Stop the Short Sellers

There's probably a baseball analogy in here somewhere but I'm not sure where it is. Oh well, here goes. A shortstop's job is to stop players from getting to third base and if you can't get to third base, there's no way you can score a run. And while I'm at it, the image of Chris Dodd in an umpire suit standing on the third base line with his thumb in his ear, is sort of sweet, too. As is, the image of Tim Geithner in a catcher's mask looking the other direction while rogue players steal home (it's not his fault, it was in their contract from the previous season).

But, baseball analogies, aside, the truth is, we have to stop the short sellers. England outlawed short selling in the 1800's and you can track the beginning of the downturn in the stock market from July 6, 2007, the day the Bush Administration deregulated and got rid of the "uptick" rule. This SEC rule mandated that every short sale transaction be entered at a price that is higher than the price of the previous trade. Introduced in the Securities Exchange Act of 1934 as Rule 10a-1. It was implemented in 1938. The purpose of the uptick rule was to prevent short sellers from increasing the downward momentum when a stock is already experiencing sharp declines. It's gone. And, now, every time the market has an upswing, the short sellers, (or as a broker I know refers to them, "the vultures), just lay in wait to come in and drag everything down.

The stock market had a sharp spiral downward this morning.

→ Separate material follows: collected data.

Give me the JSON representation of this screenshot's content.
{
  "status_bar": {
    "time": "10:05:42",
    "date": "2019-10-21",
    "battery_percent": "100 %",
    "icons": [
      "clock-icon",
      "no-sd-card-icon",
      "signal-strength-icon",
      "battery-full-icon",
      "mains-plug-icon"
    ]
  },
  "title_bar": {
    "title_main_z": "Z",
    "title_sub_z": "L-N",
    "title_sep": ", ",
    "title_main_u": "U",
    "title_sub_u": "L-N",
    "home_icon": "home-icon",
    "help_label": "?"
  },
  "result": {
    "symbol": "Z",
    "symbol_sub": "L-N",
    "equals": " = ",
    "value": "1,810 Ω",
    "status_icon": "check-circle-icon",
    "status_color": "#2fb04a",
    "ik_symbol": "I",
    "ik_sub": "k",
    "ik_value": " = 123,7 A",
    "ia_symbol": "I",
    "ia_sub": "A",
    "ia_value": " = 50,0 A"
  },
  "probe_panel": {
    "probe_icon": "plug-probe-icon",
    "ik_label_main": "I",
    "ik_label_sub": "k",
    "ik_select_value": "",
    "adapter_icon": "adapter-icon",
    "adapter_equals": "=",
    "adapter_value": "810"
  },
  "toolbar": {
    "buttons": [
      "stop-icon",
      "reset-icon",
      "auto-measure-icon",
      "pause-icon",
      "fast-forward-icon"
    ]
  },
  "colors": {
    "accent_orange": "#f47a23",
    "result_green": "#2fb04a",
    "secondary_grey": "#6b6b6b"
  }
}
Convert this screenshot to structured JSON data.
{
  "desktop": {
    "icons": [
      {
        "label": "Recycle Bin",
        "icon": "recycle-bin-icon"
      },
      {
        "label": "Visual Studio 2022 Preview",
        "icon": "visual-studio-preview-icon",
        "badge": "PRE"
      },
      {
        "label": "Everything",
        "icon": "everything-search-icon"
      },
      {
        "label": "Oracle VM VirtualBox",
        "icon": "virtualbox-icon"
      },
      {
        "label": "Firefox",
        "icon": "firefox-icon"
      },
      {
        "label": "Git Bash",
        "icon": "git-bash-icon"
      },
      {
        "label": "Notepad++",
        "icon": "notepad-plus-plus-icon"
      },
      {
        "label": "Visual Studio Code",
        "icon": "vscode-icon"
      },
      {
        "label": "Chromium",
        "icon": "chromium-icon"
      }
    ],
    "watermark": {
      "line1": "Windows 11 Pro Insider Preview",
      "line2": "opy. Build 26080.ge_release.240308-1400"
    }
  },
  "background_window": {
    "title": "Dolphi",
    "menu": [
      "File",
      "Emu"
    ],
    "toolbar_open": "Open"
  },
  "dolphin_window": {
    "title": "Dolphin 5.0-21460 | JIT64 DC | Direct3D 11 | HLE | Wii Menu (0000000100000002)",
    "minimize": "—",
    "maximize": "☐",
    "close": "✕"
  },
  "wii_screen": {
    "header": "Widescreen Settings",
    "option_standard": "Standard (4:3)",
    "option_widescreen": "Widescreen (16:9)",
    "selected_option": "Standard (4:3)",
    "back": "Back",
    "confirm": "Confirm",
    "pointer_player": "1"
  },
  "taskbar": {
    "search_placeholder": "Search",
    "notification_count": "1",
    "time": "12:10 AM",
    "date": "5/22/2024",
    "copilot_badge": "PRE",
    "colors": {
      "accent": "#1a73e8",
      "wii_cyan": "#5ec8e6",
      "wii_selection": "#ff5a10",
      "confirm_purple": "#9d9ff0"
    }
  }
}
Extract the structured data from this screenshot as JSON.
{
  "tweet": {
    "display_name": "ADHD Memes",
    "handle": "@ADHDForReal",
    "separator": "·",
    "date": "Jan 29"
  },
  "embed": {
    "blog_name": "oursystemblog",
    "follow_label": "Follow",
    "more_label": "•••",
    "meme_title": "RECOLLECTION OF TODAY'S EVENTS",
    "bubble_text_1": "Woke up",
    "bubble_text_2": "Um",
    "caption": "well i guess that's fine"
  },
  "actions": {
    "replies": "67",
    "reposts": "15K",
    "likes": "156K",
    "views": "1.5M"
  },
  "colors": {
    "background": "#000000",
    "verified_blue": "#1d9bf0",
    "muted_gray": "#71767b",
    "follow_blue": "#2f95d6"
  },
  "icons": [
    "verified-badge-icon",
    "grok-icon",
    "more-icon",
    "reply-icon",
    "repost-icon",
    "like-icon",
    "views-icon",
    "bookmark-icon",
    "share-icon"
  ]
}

Some are blaming it on GM and uncertainty about the upcoming G20 conference. But, really, an analyst at Morgan Stanley named Jason Todd "determined that" investors should sell U.S. stocks following the steepest rally since the 1930s because earnings are likely to keep weakening. And the vultures came out swinging. Good job. It's easy in a market as volatile as the one we're in, now, to come out with a self-fulfilling prophecy.

And, not to sound like Pollyanna but it's time for some old-fashioned values and common sense. Invest in something you can believe in. Don't create a toxic environment where people can profit from failure and loss.

We ran into someone on the street over the weekend who is in the consulting division of Goldman Sachs. Their job is to assess business plans and make recommendations for investment or raising capital for same or taking a company public. Do you know how many companies they've recommended in his office in the last year. Zero. Cash-saving tip to Goldman Sachs, shut down the consulting department. If all you're going to say is, "no", you could do it on a pre-recorded message.

Shouldn't some of these companies who've taken bail-out money be required to sometimes place a bet? And not to bring up another baseball analogy, but you can't win if you don't play. And neither can any of us.